# Slavonic Dance No. 10 - in which film?



## Isola

I adore Dvorak's Slavonic Dances and everytime when I hear the No.10 I try desperately to remember a film - most likely a very good one in which it's played: 





Can anyone help?


----------



## izeslovo

Isola said:


> I adore Dvorak's Slavonic Dances and everytime when I hear the No.10 I try desperately to remember a film - most likely a very good one in which it's played:
> 
> 
> 
> 
> 
> Can anyone help?


Hi, just happened to me also looking for the similar: in which film(s) Dvorak's Slavonic Dances are used (specifically No.2 Opus 72.) For this dance I found :





'A beautiful scene from the film Venus (2006) - veteran actors Maurice (Peter O'Toole) and Ian (Leslie Phillips) share a fond moment in Covent Garden's Actors' Church...'

Regards
Iva


----------



## Ulas Aktok

It bears a strong resemblence to the Godfather Theme.
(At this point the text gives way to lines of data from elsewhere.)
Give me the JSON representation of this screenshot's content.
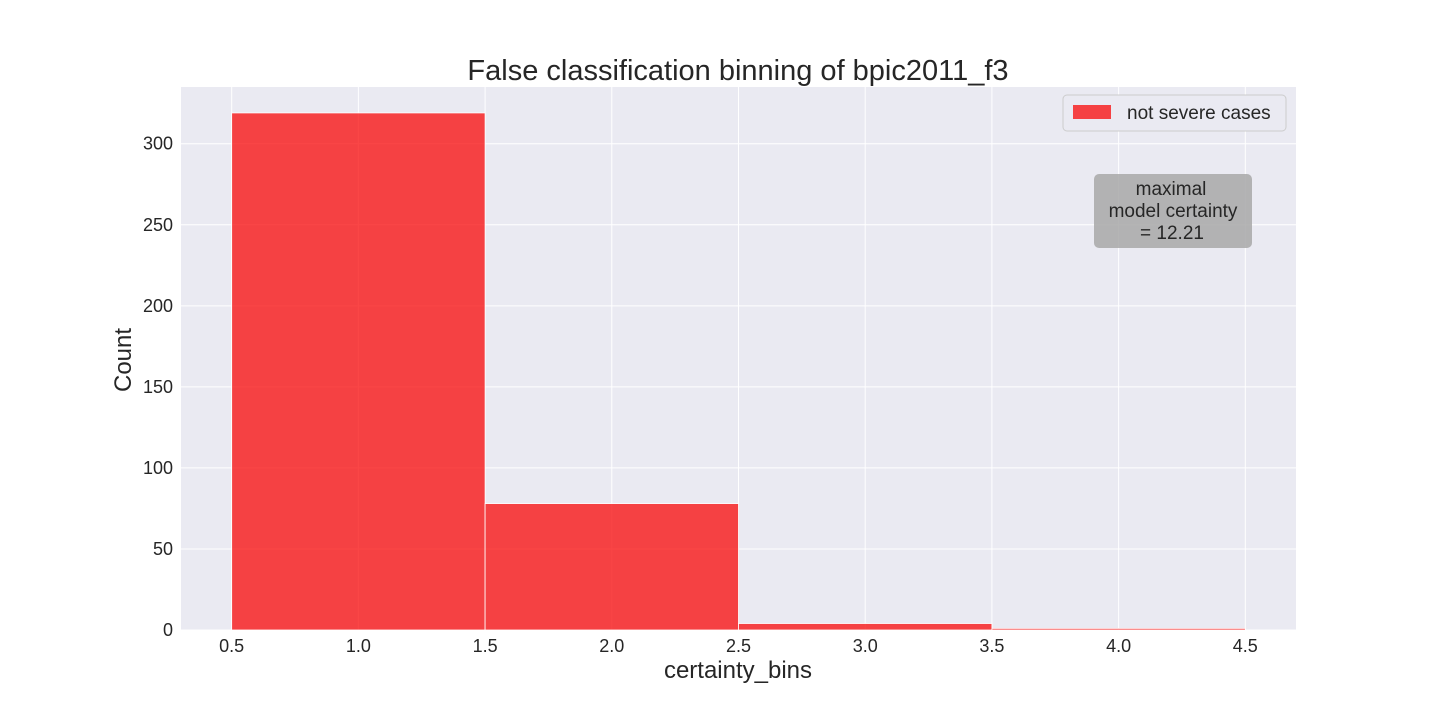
{
  "chart_data": {
    "type": "bar",
    "title": "False classification binning of bpic2011_f3",
    "xlabel": "certainty_bins",
    "ylabel": "Count",
    "xlim": [
      0.3,
      4.7
    ],
    "ylim": [
      0,
      335
    ],
    "x_ticks": [
      "0.5",
      "1.0",
      "1.5",
      "2.0",
      "2.5",
      "3.0",
      "3.5",
      "4.0",
      "4.5"
    ],
    "y_ticks": [
      "0",
      "50",
      "100",
      "150",
      "200",
      "250",
      "300"
    ],
    "grid": true,
    "legend_position": "top-right",
    "series": [
      {
        "name": "not severe cases",
        "color": "#f80808",
        "bins": [
          {
            "x_start": 0.5,
            "x_end": 1.5,
            "value": 319
          },
          {
            "x_start": 1.5,
            "x_end": 2.5,
            "value": 78
          },
          {
            "x_start": 2.5,
            "x_end": 3.5,
            "value": 4
          },
          {
            "x_start": 3.5,
            "x_end": 4.5,
            "value": 1
          }
        ]
      }
    ],
    "annotation": {
      "lines": [
        "maximal",
        "model certainty",
        "= 12.21"
      ]
    }
  },
  "colors": {
    "plot_background": "#eaeaf2",
    "grid": "#ffffff",
    "bar": "#f80808",
    "annotation_box": "#a8a8a8"
  }
}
Especially to the orchestral suite version. I think that's what you are trying to remember.


----------



## Becca

Except that there is no #10. Dvorak wrote two sets of Slavonic Dances, Op46 & 72, with only 8 in each set, so do you actually mean #2 in Op72?


----------



## Art Rock

Becca said:


> Except that there is no #10. Dvorak wrote two sets of Slavonic Dances, Op46 & 72, with only 8 in each set, so do you actually mean #2 in Op72?


OP was last seen Last Nov 4, 2010 - I doubt there will be an answer to your question.


----------



## Becca

Duh ... I should know better!!


----------



## Ulas Aktok

Seriously though, give them a listen, dont they sound suspiciously similar?


----------